Dicesi blacklister colui che blacklista, cioè che inserisce qualcosa dentro una “lista nera” di cose da non fare, non frequentare, non parlare, eccetera (insomma: non). In italiano potremmo forse tradurlo in “scassa[aggiungere sinonimo regionale di pene]”.
Il blacklister interviene regolarmente in una situazione di gruppo, per demolire con un niet la decisione faticosamente raggiunta dopo un quarto d’ora di contrattazioni – quarto d’ora in cui in genere egli rimane silente. L’esasperata disapprovazione sociale non spaventa il vero blacklister, che è capace di affondare risolutamente anche tre o quattro proposte alternative.
L’habitat ideale del blacklister, dove poterne apprezzare al massimo le doti distruttive, è tipicamente il gruppetto di lavoratori in pausa pranzo. La mancanza di tempo, la rarità dei posti dove poter mangiare decentemente con un ticket, l’orizzonte deprimente del ritorno in ufficio, porta l’azione del nostro eroe a risultati di rara efficacia, obbligando a scelte che scontentano tutti – blacklister compreso (ma la scontentenzza per lui si trasformerà in gioia, in quanto potrà felicemente aggiungere un altro posto alla sua lista nera).
Particolarmente interessante scoprire i meccanismi d’attacco di questo personaggio.
– Mangiamo sushi? “Non mangio pesce crudo”. Ma guarda che fanno anche cinese: “No, il cinese mi resta sullo stomaco”
– Pizza? “Eh, l’ho già mangiata [aggiungere il più lontano giorno della settimana]”
– Dal tedesco qui sotto? “Mi stanno sul cazzo”

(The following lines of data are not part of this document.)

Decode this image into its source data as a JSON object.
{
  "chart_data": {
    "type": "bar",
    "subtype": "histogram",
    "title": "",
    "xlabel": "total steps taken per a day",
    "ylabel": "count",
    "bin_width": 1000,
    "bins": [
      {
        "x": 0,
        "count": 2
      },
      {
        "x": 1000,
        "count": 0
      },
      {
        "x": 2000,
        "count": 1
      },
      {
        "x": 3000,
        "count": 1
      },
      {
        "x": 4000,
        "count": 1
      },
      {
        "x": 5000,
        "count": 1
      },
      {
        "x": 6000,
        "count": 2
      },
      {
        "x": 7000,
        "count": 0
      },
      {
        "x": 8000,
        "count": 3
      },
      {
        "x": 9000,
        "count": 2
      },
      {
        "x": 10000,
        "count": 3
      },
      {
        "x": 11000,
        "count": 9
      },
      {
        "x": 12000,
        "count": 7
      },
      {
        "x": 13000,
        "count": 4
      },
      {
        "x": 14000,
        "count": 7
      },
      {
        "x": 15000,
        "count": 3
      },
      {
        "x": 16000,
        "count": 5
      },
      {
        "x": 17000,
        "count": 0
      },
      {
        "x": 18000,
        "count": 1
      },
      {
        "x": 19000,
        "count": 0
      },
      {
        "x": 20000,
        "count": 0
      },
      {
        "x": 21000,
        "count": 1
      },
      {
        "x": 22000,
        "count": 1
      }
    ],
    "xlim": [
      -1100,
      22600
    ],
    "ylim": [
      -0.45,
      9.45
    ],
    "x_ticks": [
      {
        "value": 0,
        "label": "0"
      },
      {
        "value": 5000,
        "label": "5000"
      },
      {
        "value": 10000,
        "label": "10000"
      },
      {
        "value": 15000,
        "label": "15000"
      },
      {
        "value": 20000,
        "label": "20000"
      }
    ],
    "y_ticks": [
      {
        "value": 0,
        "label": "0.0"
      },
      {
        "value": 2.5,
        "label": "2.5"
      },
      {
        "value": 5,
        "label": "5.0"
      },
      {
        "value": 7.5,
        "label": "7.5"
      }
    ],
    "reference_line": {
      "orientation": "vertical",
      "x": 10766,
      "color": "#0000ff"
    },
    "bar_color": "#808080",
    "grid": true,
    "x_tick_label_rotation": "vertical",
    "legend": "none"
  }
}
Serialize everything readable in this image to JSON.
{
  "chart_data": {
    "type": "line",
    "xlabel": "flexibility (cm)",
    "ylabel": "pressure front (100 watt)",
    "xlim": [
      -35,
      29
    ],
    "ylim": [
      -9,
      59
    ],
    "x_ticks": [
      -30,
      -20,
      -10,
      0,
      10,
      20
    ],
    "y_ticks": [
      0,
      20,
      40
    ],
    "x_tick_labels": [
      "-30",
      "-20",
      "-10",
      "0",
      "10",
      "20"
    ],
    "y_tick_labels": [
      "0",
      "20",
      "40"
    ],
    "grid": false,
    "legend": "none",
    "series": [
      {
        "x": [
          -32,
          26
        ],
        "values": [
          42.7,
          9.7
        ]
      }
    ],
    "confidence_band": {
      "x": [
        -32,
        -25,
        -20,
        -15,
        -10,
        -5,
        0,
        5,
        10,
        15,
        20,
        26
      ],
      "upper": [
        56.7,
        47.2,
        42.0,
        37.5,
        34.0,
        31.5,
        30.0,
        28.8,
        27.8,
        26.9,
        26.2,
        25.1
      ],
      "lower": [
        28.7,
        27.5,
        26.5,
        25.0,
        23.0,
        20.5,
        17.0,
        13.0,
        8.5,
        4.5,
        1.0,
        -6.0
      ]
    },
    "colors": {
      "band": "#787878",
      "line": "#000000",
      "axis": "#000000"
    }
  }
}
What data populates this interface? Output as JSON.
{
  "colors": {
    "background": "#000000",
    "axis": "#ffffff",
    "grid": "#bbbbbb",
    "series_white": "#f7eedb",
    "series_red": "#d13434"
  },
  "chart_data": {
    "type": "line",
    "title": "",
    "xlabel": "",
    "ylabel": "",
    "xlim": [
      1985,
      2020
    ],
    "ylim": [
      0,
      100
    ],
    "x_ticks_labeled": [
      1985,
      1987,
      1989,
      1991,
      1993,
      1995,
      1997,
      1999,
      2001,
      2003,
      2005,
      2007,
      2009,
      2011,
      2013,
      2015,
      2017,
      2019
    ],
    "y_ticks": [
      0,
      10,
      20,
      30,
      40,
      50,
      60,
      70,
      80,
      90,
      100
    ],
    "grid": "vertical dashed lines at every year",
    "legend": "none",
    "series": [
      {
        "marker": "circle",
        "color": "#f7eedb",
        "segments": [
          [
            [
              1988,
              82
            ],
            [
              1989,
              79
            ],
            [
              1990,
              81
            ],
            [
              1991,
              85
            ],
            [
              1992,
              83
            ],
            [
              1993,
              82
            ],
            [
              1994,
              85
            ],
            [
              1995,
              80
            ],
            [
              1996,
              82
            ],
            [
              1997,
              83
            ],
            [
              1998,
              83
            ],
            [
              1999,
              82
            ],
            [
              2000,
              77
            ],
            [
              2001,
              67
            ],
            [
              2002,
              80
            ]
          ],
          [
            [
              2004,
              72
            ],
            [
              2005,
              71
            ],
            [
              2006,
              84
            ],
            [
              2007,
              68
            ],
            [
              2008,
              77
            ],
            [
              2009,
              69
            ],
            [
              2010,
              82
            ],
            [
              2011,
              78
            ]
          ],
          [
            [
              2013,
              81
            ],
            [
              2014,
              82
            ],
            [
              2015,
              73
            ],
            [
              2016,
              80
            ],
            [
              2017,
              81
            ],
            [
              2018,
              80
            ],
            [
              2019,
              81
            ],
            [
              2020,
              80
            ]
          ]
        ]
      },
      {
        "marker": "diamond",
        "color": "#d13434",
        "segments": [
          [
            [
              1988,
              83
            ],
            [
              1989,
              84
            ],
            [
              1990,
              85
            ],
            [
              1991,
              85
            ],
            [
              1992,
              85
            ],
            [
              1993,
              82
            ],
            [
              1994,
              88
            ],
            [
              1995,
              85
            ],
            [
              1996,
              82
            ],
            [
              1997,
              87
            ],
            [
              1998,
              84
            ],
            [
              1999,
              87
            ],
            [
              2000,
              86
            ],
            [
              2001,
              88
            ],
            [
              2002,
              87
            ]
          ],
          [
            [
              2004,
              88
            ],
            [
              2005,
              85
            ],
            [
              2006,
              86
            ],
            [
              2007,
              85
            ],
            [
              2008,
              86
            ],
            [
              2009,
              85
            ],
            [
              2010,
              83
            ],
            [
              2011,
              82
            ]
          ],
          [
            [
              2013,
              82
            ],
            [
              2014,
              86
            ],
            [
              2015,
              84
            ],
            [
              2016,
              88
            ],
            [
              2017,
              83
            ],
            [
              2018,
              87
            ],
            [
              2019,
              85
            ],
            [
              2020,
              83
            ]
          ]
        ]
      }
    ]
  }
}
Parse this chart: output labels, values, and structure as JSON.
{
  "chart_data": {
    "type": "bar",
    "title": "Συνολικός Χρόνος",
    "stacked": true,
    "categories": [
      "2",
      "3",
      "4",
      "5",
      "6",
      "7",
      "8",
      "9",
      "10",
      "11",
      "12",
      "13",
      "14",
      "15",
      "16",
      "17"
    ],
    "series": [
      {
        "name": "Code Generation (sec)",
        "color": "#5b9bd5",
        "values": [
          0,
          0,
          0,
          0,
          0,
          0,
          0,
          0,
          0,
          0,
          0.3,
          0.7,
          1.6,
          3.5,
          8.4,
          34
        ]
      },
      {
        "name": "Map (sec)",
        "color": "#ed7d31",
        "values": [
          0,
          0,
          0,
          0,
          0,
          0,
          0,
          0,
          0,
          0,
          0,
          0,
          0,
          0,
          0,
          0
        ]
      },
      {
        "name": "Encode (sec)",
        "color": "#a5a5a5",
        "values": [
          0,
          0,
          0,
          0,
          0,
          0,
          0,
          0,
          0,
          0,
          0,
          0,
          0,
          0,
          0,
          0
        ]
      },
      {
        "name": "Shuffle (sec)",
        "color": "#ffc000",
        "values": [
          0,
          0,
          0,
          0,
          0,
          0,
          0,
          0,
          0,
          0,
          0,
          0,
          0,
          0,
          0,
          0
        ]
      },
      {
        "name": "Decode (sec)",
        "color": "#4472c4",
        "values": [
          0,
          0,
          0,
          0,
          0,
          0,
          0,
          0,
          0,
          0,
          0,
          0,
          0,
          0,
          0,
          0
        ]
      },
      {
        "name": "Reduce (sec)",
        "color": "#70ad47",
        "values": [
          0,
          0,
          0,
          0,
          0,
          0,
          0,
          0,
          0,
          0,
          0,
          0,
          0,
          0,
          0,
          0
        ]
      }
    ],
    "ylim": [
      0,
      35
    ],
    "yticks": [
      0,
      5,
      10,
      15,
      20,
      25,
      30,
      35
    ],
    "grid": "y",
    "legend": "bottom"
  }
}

Il “mi stanno sul cazzo” è uno dei cavalli di battaglia del blacklister, il vero marchio di fabbrica. Indagare questo aspetto può portare alla luce chicche come:
– “Una volta ho chiesto il pane e non me l’hanno portato”
– “Ho mangiato benissimo, è economico, la cameriera è figa e ci sta anche, ma mi hanno rubato 50 centesimi di resto”
– “Sono discontinui, a volte mangi tanto a volte poco”. Ma da quant’è che non ci vai? “Boh, saranno cinque anni” (il locale ha intanto cambiato tre gestioni)
Se individuate un blacklister, l’unica tattica per liberarsene è la seguente: mentite. Mentite spudoratamente (“A me una volta hanno portato una teglia di focaccia”, “L’ultima volta si sono sbagliati e mi hanno dato 50 euro di resto in più”, “Guarda, so per certo che da ieri l’ha preso in gestione Bottura”). Più spudorata è la balla, meno il blacklister oserà ribattere.
Naturalmente finirà male. Finirà che non gli porteranno il pane, gli ruberanno 50 centesimi e il piatto sarà striminzito.
A questo punto sarete voi a finire sulla sua black list: e questa sarà la vostra salvezza.